WARNING: Andy Williams here. Unhappy kid. Tired of being picked

WARNING: Andy Williams here. Unhappy kid. Tired of being picked
After Andy Williams, 15, was arrested for opening fire on his classmates in Santee, Calif., last week, his mother Linda Williams wept before a TV crew and said, “He’s lost. His future’s gone.” No grownup in his life seems to have been looking out for that future before the shooting. Charles Andrew Williams had been a lost boy for some time–hopelessly adrift in a dysfunctional, anonymous suburban landscape, craving acceptance but too often meeting rejection instead.

His schoolmates bullied him. His mother rarely saw him. His father neglected him. Even his friends taunted him–and may well have goaded him into his shooting rampage. A Williams associate told TIME that more than two months before the attack, one of the boy’s closest friends boasted that Williams had taken one of his father’s guns and hidden it in bushes behind a park they frequented. The weekend before, when Williams began saying that he was going to “pull a Columbine” on Santana High, two of his friends called him a “pussy” and dared him to do it.

Others were sufficiently concerned to pat down his clothing in search of a gun on Monday morning before he entered the school. But nobody said anything to the school authorities. At 9:20 a.m. on Monday, Williams took out a .22 revolver–secreted either in his trousers or in his yellow backpack–in the boys’ bathroom of the school and started firing, first into the room and then into an adjacent courtyard. Many students initially thought it was fireworks and moved toward the popping sounds until they saw others falling wounded to the ground.

San Diego County sheriff’s deputies, who responded rapidly to the first emergency calls, cornered Williams in the bathroom. He handed over his weapon, which had been reloaded and was cocked to fire again. Six minutes of shooting and 30 rounds left Bryan Zuckor, 14, and Randy Gordon, 17, fatally wounded and 13 others hit. It was the worst school shooting in the U.S. since the Columbine massacre two years ago.

As the town of Santee buried the two dead children last weekend, parents, teachers and counselors were struggling to understand what had turned the baby-faced Williams into a stoned, smirking gunman who had changed their life forever. Doctors said all 13 wounded victims were set to make full recoveries. But slowly Santee started to learn things about itself that it didn’t like to hear–that despite street names such as Peaceful Court and Carefree Drive, it was far from the idyllic, pacific suburb that many of the adults in Santee imagined. “There’s a lot of hate around here,” says Gentry Robler, 16, a sophomore at Santana High. He reels off the high school cliques: the gothics, the freaks, the dorks, the jocks, the Mexican gangsters, the white supremacists. “This is a school that was waiting for something like this to happen.” But who would have guessed that it would be the skinny, jug-eared, timid freshman wearing a silver necklace with the name MOUSE on it who would make this happen?

Williams came to California less than two years ago from a town in rural Maryland. After a spell in the town of Twentynine Palms, his dad got a job as a lab technician for the Naval Medical Center in San Diego, and the two moved to Santee . Williams was instantly picked on by the bigger, more streetwise kids there. Laura Kennamer, a friend of Andy’s, saw kids burning their lighters and then pressing the hot metal against his neck. “They’d walk up to him and sock him in the face for no reason,” she says. “He wouldn’t do anything about it.” Jennifer Chandler, a freshman, saw the same pattern of torment: “Kids were mean to him. He’d slack it off. Like he kept it all inside.”
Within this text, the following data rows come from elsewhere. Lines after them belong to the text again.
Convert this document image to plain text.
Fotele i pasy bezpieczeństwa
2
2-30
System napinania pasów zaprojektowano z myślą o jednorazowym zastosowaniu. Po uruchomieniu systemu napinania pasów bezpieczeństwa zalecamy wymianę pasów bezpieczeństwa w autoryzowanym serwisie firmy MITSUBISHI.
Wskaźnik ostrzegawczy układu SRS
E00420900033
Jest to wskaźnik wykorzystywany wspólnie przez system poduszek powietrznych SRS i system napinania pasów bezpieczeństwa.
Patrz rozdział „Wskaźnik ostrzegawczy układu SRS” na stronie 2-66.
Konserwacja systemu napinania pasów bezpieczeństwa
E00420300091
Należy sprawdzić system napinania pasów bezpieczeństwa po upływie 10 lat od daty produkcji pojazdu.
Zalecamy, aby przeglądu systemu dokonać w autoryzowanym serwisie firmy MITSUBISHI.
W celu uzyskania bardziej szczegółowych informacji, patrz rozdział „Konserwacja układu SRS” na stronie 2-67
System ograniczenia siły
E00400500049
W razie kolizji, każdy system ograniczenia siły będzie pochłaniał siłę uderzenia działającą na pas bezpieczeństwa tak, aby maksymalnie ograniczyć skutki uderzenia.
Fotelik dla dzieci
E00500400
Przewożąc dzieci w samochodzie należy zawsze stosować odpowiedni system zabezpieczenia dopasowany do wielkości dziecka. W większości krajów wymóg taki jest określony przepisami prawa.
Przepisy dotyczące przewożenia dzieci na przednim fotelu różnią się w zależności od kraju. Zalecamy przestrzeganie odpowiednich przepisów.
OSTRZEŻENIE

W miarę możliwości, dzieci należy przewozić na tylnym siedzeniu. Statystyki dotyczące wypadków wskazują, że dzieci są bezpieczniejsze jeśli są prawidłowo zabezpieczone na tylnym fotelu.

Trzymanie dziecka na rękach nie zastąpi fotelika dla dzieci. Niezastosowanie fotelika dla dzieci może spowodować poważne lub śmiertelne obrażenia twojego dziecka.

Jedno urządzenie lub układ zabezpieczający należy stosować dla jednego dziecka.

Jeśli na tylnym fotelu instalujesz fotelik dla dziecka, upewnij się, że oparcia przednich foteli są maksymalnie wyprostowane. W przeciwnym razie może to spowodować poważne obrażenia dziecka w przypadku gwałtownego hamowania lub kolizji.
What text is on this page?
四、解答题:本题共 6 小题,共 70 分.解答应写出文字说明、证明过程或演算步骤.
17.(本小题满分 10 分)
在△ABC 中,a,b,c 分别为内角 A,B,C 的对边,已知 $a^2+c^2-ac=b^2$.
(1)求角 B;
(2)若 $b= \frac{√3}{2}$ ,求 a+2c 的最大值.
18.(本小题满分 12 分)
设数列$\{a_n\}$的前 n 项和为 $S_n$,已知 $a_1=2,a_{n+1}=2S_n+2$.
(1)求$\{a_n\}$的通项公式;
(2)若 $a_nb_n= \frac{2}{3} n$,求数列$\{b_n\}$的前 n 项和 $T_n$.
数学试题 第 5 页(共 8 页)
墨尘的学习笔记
Things weren’t great at home either. Williams’ parents had divorced when he was 5, and he rarely saw his mother after that. Several friends said he would automatically call their mothers Mom. Williams lived with his father Charles Jeffrey in a dank stucco apartment house about one mile from the high school. Adrianna Aceven, a fellow freshman and one of the few friends whom Williams invited back to his apartment, said the father was distant, disappearing to work on his computer when the kids walked in. On weekends the senior Williams is said to have stretched out on the floor, sipping beer and watching the sports channels. “I never saw Andy go anywhere with his dad,” says Shaun Turk, 15. “Andy would call him and say it’s raining and beg him to give him a ride home. But you could hear his dad yelling into the phone, ‘Get your ass home!'”

So Williams sought out another place to belong. He ended up with a band of dope-smoking skateboarders who hang around Woodglen Vista Park, a short walk from the school. “When I first met Andy he was, like, a good Christian boy from Maryland,” says Aceven. “But he started hanging with a different crowd, getting into trouble, ditching school, acting different.” Aceven called Andy’s new friends the Grommits, a term that eludes meaning even for her. The kids would sit at the tables behind the park toilets, smoking marijuana and drinking tequila they would shoplift from the Albertson’s supermarket opposite the school. One of the tables has a graffito of a marijuana leaf.